I left this in a comment to a post I posted well over a year ago. I was responding to someone who indicated that "Todd" (it could be anyone) deserved to be punished for what he did and that death was appropriate. The writer stated that no one should believe that they are above the laws of the nation. My response is below:

Todd should absolutely be punished if he is guilty. It sounds like he is, but he's been awarded a new trial, so we have to see what happens there. However, even if he is guilty, he should not be put to death. The death penalty in North Caolina may be the law in North Carolina but that does not mean it is a good law. Those guilty of certain murders should spend the rest of their days in prison, working hard, and remebering why they were put there. However, the United States and the State of North Carolina should really be more dignified than a capital murderer. We are an upstanding society, but yet we murder our own citizens and call it "justice." Who does death really punish anyway? Once the individual is dead, presumably he or she doesn't realize it. Its his or her family that must deal with the death itself. The true torture of the death penalty is the day-to-day rotting in a 9 ft cell for 23 hours a day wondering what day will be your day to die and the certainly excruciating few hours before they hook you up, put you on display, and inject absolute poison into you.
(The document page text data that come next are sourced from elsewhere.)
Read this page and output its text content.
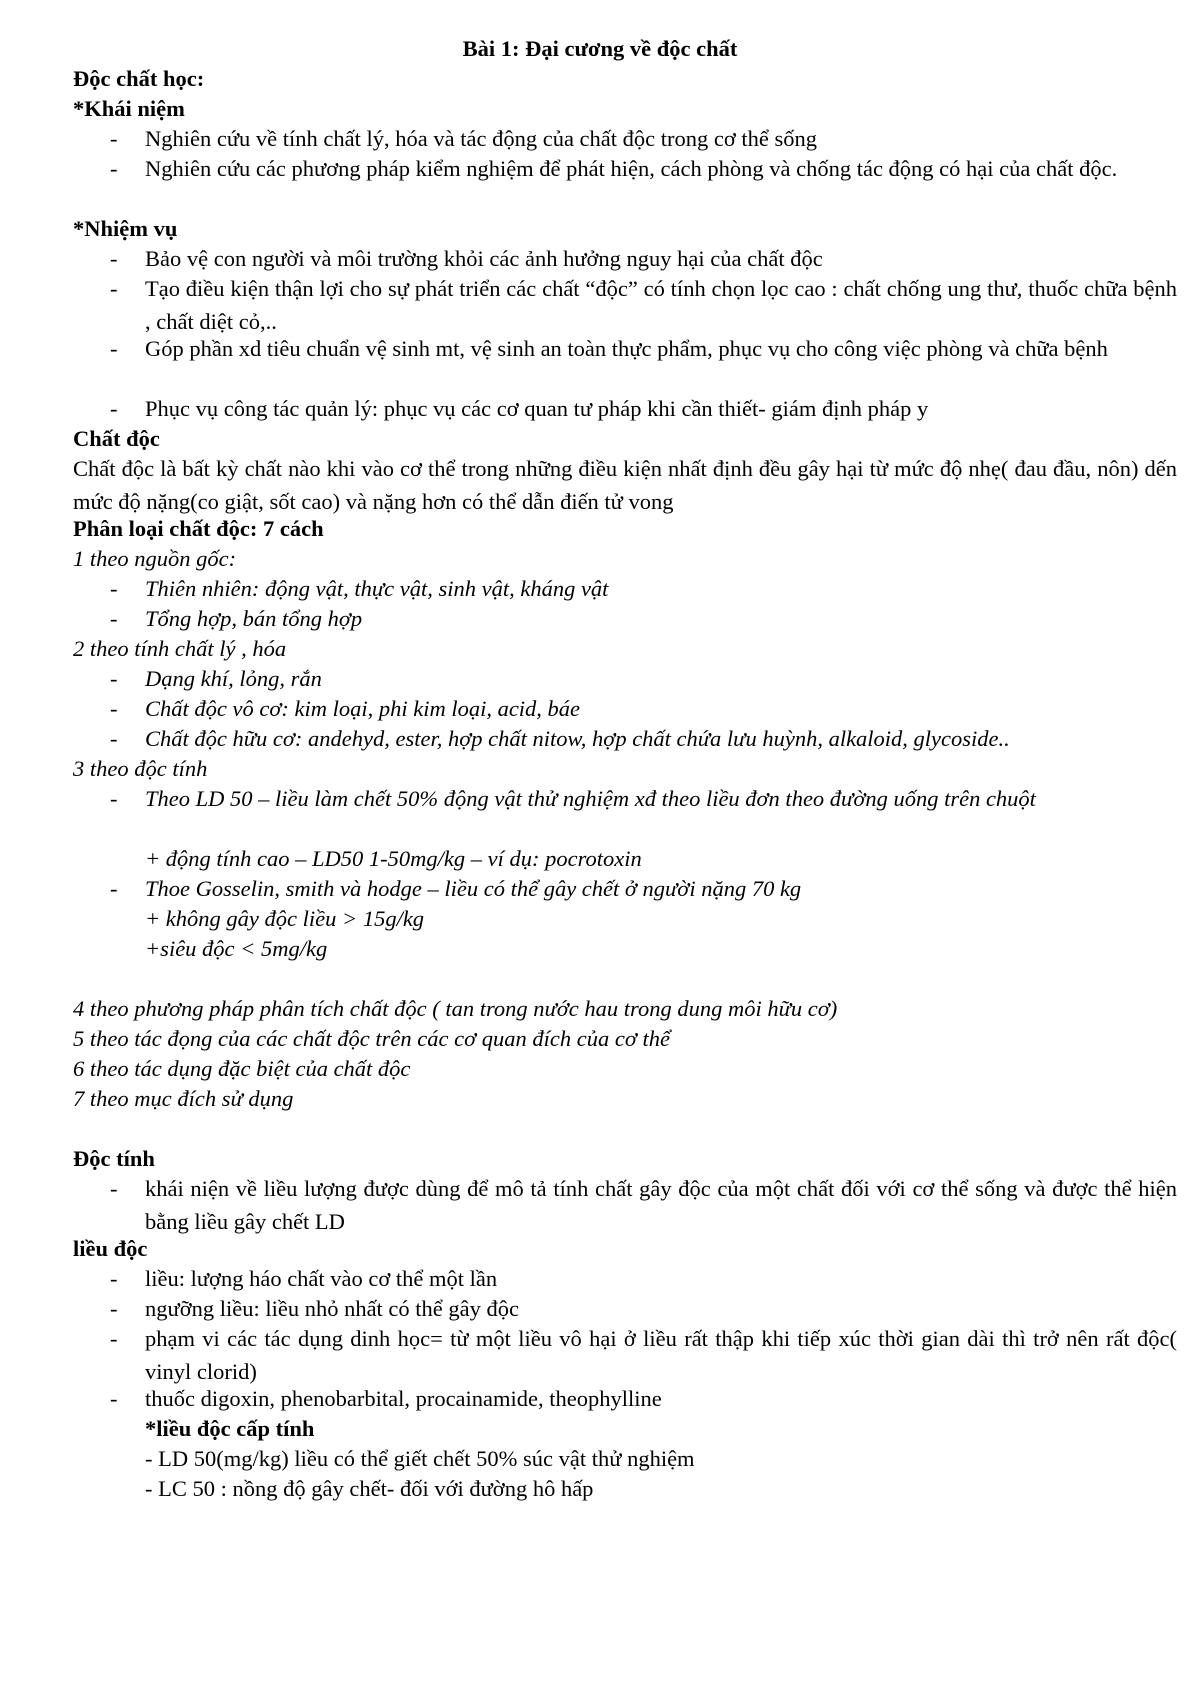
Bài 1: Đại cương về độc chất
Độc chất học:
*Khái niệm
- Nghiên cứu về tính chất lý, hóa và tác động của chất độc trong cơ thể sống
- Nghiên cứu các phương pháp kiểm nghiệm để phát hiện, cách phòng và chống tác động có hại của chất độc.
*Nhiệm vụ
- Bảo vệ con người và môi trường khỏi các ảnh hưởng nguy hại của chất độc
- Tạo điều kiện thận lợi cho sự phát triển các chất “độc” có tính chọn lọc cao : chất chống ung thư, thuốc chữa bệnh , chất diệt cỏ,..
- Góp phần xd tiêu chuẩn vệ sinh mt, vệ sinh an toàn thực phẩm, phục vụ cho công việc phòng và chữa bệnh
- Phục vụ công tác quản lý: phục vụ các cơ quan tư pháp khi cần thiết- giám định pháp y
Chất độc
Chất độc là bất kỳ chất nào khi vào cơ thể trong những điều kiện nhất định đều gây hại từ mức độ nhẹ( đau đầu, nôn) dến mức độ nặng(co giật, sốt cao) và nặng hơn có thể dẫn điến tử vong
Phân loại chất độc: 7 cách
1 theo nguồn gốc:
- Thiên nhiên: động vật, thực vật, sinh vật, kháng vật
- Tổng hợp, bán tổng hợp
2 theo tính chất lý , hóa
- Dạng khí, lỏng, rắn
- Chất độc vô cơ: kim loại, phi kim loại, acid, báe
- Chất độc hữu cơ: andehyd, ester, hợp chất nitow, hợp chất chứa lưu huỳnh, alkaloid, glycoside..
3 theo độc tính
- Theo LD 50 – liều làm chết 50% động vật thử nghiệm xđ theo liều đơn theo đường uống trên chuột
+ động tính cao – LD50 1-50mg/kg – ví dụ: pocrotoxin
- Thoe Gosselin, smith và hodge – liều có thể gây chết ở người nặng 70 kg
+ không gây độc liều > 15g/kg
+siêu độc < 5mg/kg
4 theo phương pháp phân tích chất độc ( tan trong nước hau trong dung môi hữu cơ)
5 theo tác đọng của các chất độc trên các cơ quan đích của cơ thể
6 theo tác dụng đặc biệt của chất độc
7 theo mục đích sử dụng
Độc tính
- khái niện về liều lượng được dùng để mô tả tính chất gây độc của một chất đối với cơ thể sống và được thể hiện bằng liều gây chết LD
liều độc
- liều: lượng háo chất vào cơ thể một lần
- ngưỡng liều: liều nhỏ nhất có thể gây độc
- phạm vi các tác dụng dinh học= từ một liều vô hại ở liều rất thập khi tiếp xúc thời gian dài thì trở nên rất độc( vinyl clorid)
- thuốc digoxin, phenobarbital, procainamide, theophylline
*liều độc cấp tính
- LD 50(mg/kg) liều có thể giết chết 50% súc vật thử nghiệm
- LC 50 : nồng độ gây chết- đối với đường hô hấp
What is the theory of the US Justice System...punishment, rehabilitation, deterrence? Some say it is a bit of all three. Well, the thing about the death penalty is that its been shown to NOT be a deterrent to murder. Furthermore, if someone knows they are going to die any day, what incentive do they have to become better people? So, for the most part, the death penalty does not encourage rehabilitation. I guess that means that in death penalty states, its all about punishment. In other words, its all about vengence. See, I think human beings are worth more than that, no matter what they've done. I think human beings should be given the chance to change. Many many of them will not, but some will. Its those "some" that deserve the chance. The others can just sit in their cells and stew in their own misery for 50 years or so. Those that rehabilitate will still remain in prison for the punishment and deterrence parts of their imprisonment, but their view will be a bit different because they've changed at least a part of it. Hopefully, those people will then make a difference in the life of someone else.